Deployment and integration requirements
- Regulated environments can't afford regressions. Look for solutions that deploy without model retraining or code rewrites.
- Model-agnostic coverage matters when you're running multiple AI vendors simultaneously.
- PromptHalo, for example, deploys in under a day with no model modifications, integrating across API gateway, agent mode, and inline middleware paths — practical for teams needing to close compliance gaps on AI already running in production.
The audit readiness test: If a vendor can't produce a sample log showing full decision context, the policy applied, the outcome, and the applicable framework control reference, their solution is monitoring — not compliance infrastructure.
Frequently Asked Questions
Which AI gateway is best for risk and compliance teams?

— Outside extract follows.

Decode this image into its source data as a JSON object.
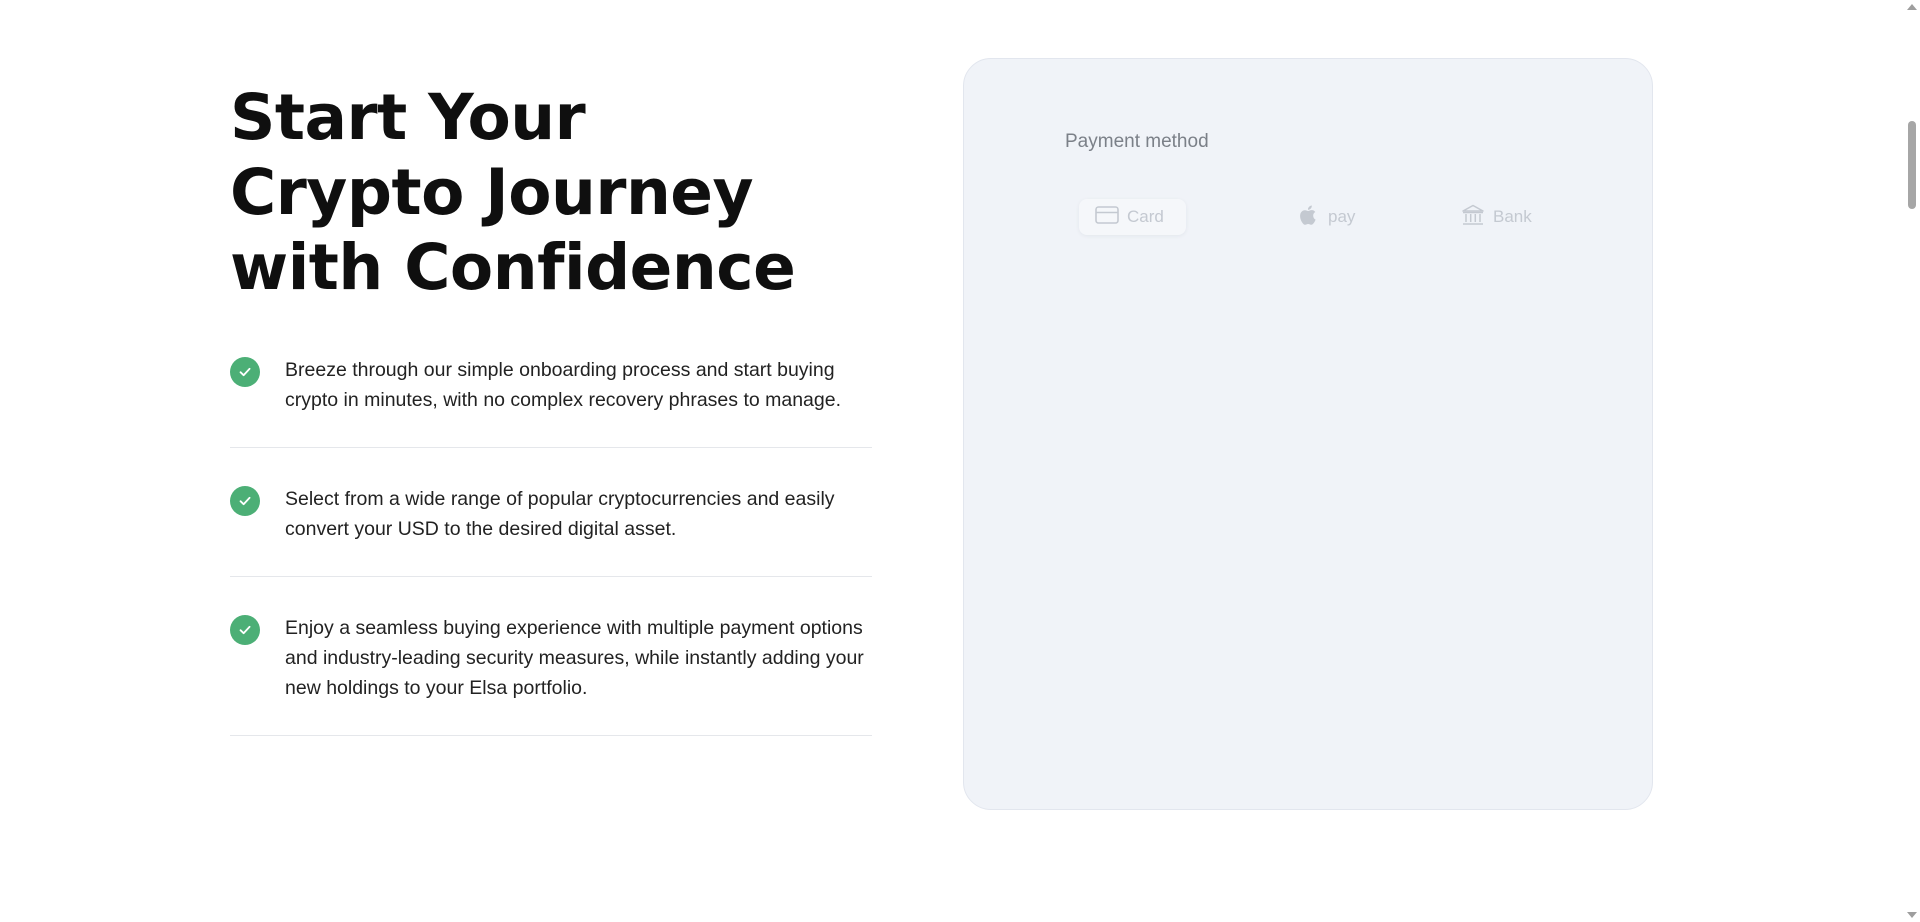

The best choice for compliance teams is a purpose-built solution with ML-based detection, tamper-evident decision-level logs, and coverage of the agentic attack surface: tool calls, RAG retrievals, and multi-agent handoffs. General-purpose developer tools optimized for throughput and routing won't satisfy regulatory audit requirements.
What compliance frameworks does an AI gateway support?
Purpose-built gateways support EU AI Act (Articles 12, 13, 14, 26), NIST AI RMF, OWASP LLM Top 10, and in some cases GDPR and HIPAA. The differentiator is whether logs are actively mapped to specific framework controls at the time of logging, or simply collected for retrospective review after an incident.
How is an AI gateway different from a DLP tool or traditional firewall for AI security?
DLP tools and firewalls operate on network-level data patterns and weren't designed to inspect prompt structure, tool call authorization, or agent-to-agent handoffs. An AI gateway operates at the semantic layer of AI traffic, where prompt injection, excessive agency, and retrieval poisoning actually occur.
What AI-specific risks does an AI gateway protect against in regulated industries?
The primary threats are prompt injection, jailbreaks, data leakage through model outputs, retrieval poisoning in RAG systems, and unauthorized tool or API calls by autonomous agents. These require detection at the inference and action layer, not the network layer.
Can an AI gateway generate audit logs suitable for regulatory reporting?
A properly built gateway generates decision-level logs that are tamper-evident, replayable, and mapped to specific regulatory framework controls. Application logging, by contrast, can be altered, lacks semantic linkage to AI decisions, and isn't structured for regulatory submission.
How quickly can an AI gateway be deployed without disrupting existing AI systems?
The best solutions are model-agnostic, require no code rewrites or model retraining, and deploy in hours to a day. PromptHalo integrates via API gateway, agent mode, or inline middleware without touching the underlying model, so compliance coverage extends to existing AI deployments without modifying production systems.